AI-first products often appear simple on the surface, driven by a handful of deep, AI-centric features. However, beneath the surface lies a complex system of agents with different skills, powered by different models, working together. The real magic happens when an AI-first application masters a single use case and then captures adjacent workflows. As the AI-first application continues to learn and improve based on user interactions and feedback, this self-reinforcing system becomes a powerful moat.

You might be thinking — how are these factors different from the recipe of pre-LLM startups? The truth is that the fundamentals haven’t changed — but AI amplifies these principles and takes them to the next level. The recipe remains the same: build a kickass product that solves a burning user problem and find a cost-effective way to get it into the hands of users — but there’s a new superpower available for building products and a new fog of war to navigate.

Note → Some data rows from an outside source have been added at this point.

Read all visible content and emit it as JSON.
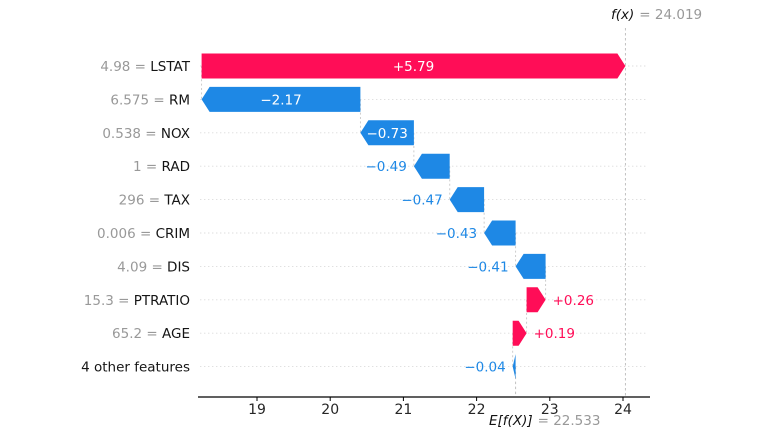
{
  "chart_data": {
    "type": "waterfall",
    "style": "shap-explanation",
    "fx_label": "f(x)",
    "fx_value_text": "= 24.019",
    "fx_value": 24.019,
    "base_label": "E[f(X)]",
    "base_value_text": "= 22.533",
    "base_value": 22.533,
    "x_ticks": [
      19,
      20,
      21,
      22,
      23,
      24
    ],
    "xlim": [
      18.22,
      24.42
    ],
    "grid": "dotted-horizontal-per-row",
    "legend": "none",
    "features": [
      {
        "name": "LSTAT",
        "value_label": "4.98 = ",
        "contribution": 5.79,
        "contribution_label": "+5.79"
      },
      {
        "name": "RM",
        "value_label": "6.575 = ",
        "contribution": -2.17,
        "contribution_label": "−2.17"
      },
      {
        "name": "NOX",
        "value_label": "0.538 = ",
        "contribution": -0.73,
        "contribution_label": "−0.73"
      },
      {
        "name": "RAD",
        "value_label": "1 = ",
        "contribution": -0.49,
        "contribution_label": "−0.49"
      },
      {
        "name": "TAX",
        "value_label": "296 = ",
        "contribution": -0.47,
        "contribution_label": "−0.47"
      },
      {
        "name": "CRIM",
        "value_label": "0.006 = ",
        "contribution": -0.43,
        "contribution_label": "−0.43"
      },
      {
        "name": "DIS",
        "value_label": "4.09 = ",
        "contribution": -0.41,
        "contribution_label": "−0.41"
      },
      {
        "name": "PTRATIO",
        "value_label": "15.3 = ",
        "contribution": 0.26,
        "contribution_label": "+0.26"
      },
      {
        "name": "AGE",
        "value_label": "65.2 = ",
        "contribution": 0.19,
        "contribution_label": "+0.19"
      },
      {
        "name": "4 other features",
        "value_label": "",
        "contribution": -0.04,
        "contribution_label": "−0.04"
      }
    ],
    "colors": {
      "positive": "#ff0d57",
      "negative": "#1e88e5",
      "bar_inner_text": "#ffffff",
      "muted_text": "#999999",
      "text": "#151515",
      "gridline": "#dcdcdc",
      "connector": "#c7c7c7",
      "dashed_refline": "#bbbbbb",
      "axis": "#000000",
      "background": "#ffffff"
    }
  }
}
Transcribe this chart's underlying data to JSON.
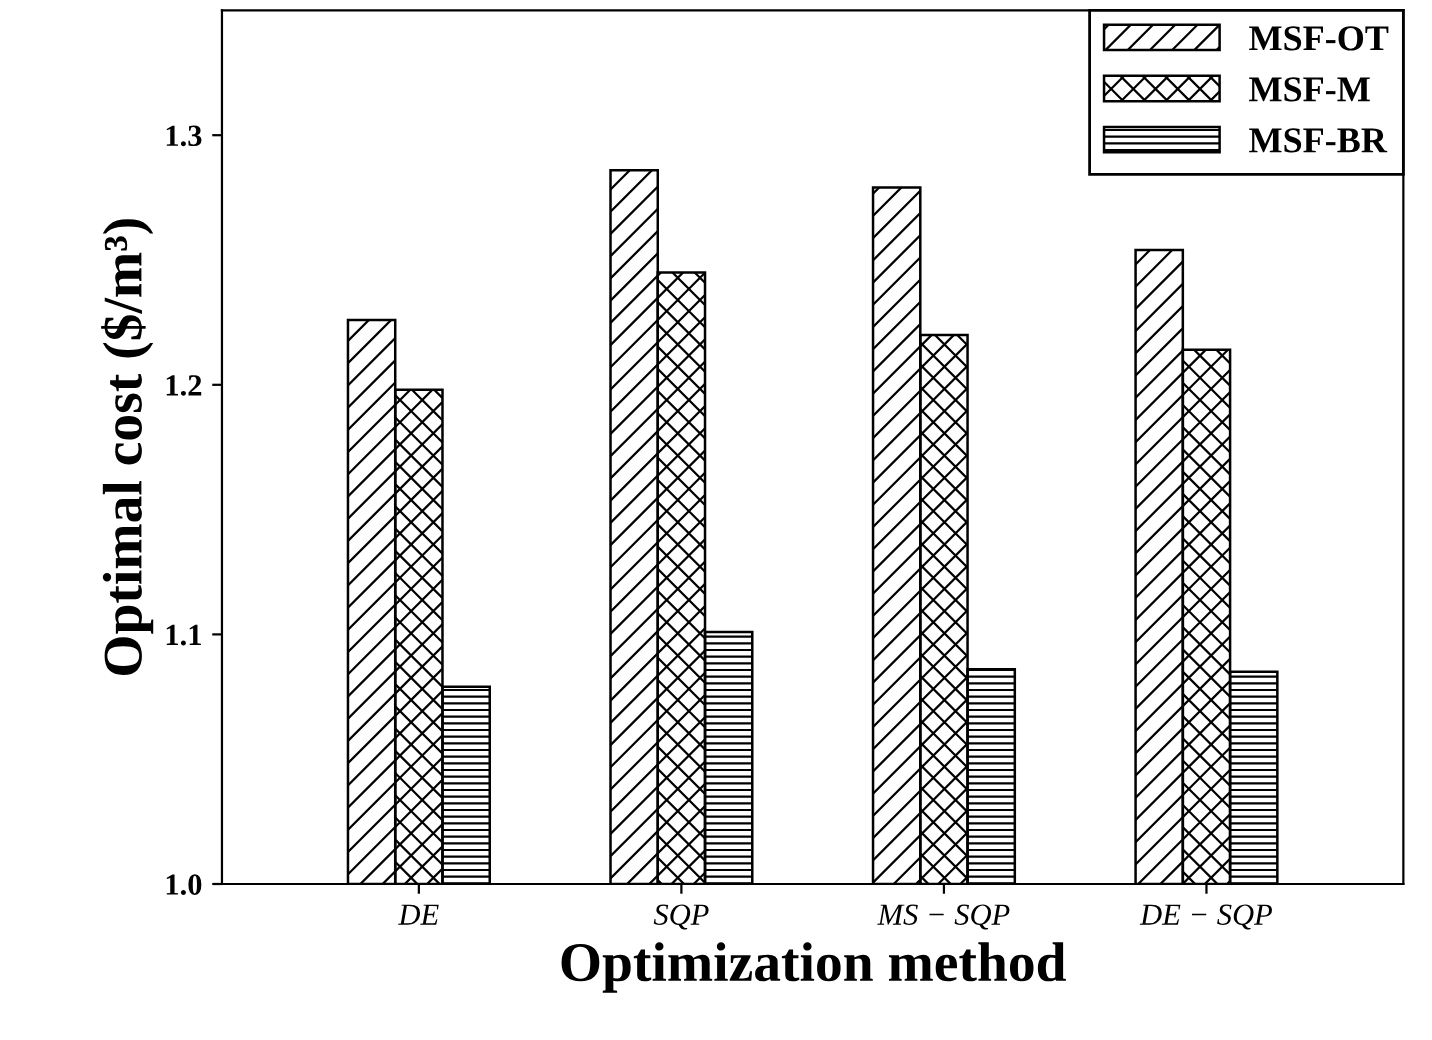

But let’s be real — in a world where technology is moving at breakneck speed, everything we’ve just discussed could be irrelevant tomorrow. #AGI

1. This photo of my dad will never get old. He worked at Xerox PARC in his 20s and helped build a number of key technologies for the PC era.

2. Spark Capital led the Series C of Anthropic.

3. I suspect that these advancements in the underlying models across text, video, image, robotics, and will happen much more rapidly than we expect.